En termes de réalisations concrètes, nous avons considérablement renforcé la sécurité périmétrique. Par exemple, un drone à grand rayon d’action destiné à surveiller nos eaux territoriales est désormais disponible. Il sera opérationnel d’ici mi-2025, une fois les pilotes formés et les systèmes pleinement connectés.
De plus, le scanner mobile du Grand Port Maritime, qui facilitera le contrôle des conteneurs et le repérage des trafics illégaux, sera en fonction dès avril 2025. Enfin, nous avons augmenté le nombre d’embarcations maritimes pour améliorer la surveillance de nos côtes.
Comment l’État accompagne-t-il les autres acteurs dans la lutte contre la délinquance ?
L’État a un rôle central, mais il ne peut agir seul. Nous avons mis en place une coopération régionale renforcée, notamment avec la nomination d’un agent de sécurité intérieure et d’un magistrat de liaison à Sainte-Lucie. Leur mission est de coordonner les efforts avec les cinq États voisins des petites Antilles.
Sur le territoire martiniquais, nous travaillons étroitement avec les maires, les polices municipales, et les acteurs sociaux pour une approche intégrée. Ce contrat vise à rassembler tous les intervenants autour d’un cadre commun, où chacun contribue selon ses compétences et ses moyens.
Quels sont les principaux défis auxquels vous êtes confronté ?
L’un des défis majeurs est la lutte contre le narcotrafic. La Martinique est un point de passage stratégique pour les trafics internationaux. Depuis deux ans, nous avons intensifié les contrôles et saisi d’importantes quantités de drogues, notamment 35 tonnes de cocaïne. Mais le travail reste immense, car ce type de criminalité est bien organisé et évolue rapidement.
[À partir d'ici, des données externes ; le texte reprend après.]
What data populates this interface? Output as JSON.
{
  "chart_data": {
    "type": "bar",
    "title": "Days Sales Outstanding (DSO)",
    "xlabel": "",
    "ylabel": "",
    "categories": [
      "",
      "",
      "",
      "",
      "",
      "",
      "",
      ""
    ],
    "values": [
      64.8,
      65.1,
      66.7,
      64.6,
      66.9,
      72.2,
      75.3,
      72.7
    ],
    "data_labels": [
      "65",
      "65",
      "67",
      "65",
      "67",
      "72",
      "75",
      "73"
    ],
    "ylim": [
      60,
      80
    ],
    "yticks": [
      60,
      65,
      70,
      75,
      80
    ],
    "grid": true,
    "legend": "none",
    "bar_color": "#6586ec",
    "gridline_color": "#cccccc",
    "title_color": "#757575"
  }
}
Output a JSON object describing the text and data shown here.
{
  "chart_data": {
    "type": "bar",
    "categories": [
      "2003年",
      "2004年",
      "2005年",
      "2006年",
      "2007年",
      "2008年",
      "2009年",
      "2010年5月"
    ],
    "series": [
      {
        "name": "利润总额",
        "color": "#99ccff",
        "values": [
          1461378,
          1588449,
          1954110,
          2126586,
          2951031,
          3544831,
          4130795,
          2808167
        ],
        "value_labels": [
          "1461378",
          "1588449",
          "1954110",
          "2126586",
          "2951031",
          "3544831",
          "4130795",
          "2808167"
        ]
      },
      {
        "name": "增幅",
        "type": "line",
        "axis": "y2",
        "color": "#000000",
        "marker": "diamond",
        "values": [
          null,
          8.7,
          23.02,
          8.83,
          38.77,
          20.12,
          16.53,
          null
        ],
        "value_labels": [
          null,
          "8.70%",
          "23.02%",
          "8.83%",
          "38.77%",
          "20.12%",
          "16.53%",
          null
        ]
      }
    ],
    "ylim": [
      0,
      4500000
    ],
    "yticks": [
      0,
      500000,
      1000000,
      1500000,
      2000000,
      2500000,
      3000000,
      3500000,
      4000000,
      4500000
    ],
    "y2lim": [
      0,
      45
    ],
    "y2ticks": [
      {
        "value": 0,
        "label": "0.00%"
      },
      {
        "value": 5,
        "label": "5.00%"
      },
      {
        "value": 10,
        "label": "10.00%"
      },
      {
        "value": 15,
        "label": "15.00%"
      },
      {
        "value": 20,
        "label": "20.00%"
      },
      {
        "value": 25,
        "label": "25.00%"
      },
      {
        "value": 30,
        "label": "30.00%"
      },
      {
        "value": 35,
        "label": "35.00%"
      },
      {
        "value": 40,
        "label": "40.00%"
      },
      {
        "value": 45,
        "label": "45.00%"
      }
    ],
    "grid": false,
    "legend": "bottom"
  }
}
Un autre défi est de maintenir une coopération efficace entre tous les acteurs. Ce contrat nous a permis de faire un pas significatif dans ce sens, mais il faut garder cette dynamique sur la durée.
Quelle place occupe la technologie dans ce dispositif ?
La technologie joue un rôle clé. Outre le drone et le scanner portuaire, nous développons des outils de vidéosurveillance dans les communes et sur les axes stratégiques. La vidéosurveillance est un outil précieux pour identifier des infractions ou collecter des preuves. Cependant, elle ne suffit pas à elle seule. Il est crucial de combiner ces outils avec une présence humaine renforcée sur le terrain et des actions préventives.
Quels sont vos objectifs pour les mois à venir ?
Notre priorité est de passer à une phase pleinement opérationnelle. Les moyens matériels et humains sont désormais en place ou en cours de déploiement. Nous devons maximiser leur impact. Cela inclut une meilleure coordination régionale avec nos voisins, une intensification des contrôles, et un travail plus poussé avec les collectivités pour agir en amont, notamment sur la prévention et l’insertion.
Nous souhaitons également élargir l’implication des bailleurs sociaux et des acteurs du logement. Leur rôle est crucial, car une partie significative de la population martiniquaise vit en habitat collectif. La prévention de la délinquance doit aussi passer par ces espaces.
Un dernier mot ?
La sécurité en Martinique est un défi immense, mais pas insurmontable. Avec les efforts conjugués de tous les acteurs, nous pouvons faire progresser la situation. Ce territoire a un potentiel extraordinaire, mais il nécessite une vigilance constante et des moyens adaptés. Je reste convaincu que nous sommes sur la bonne voie.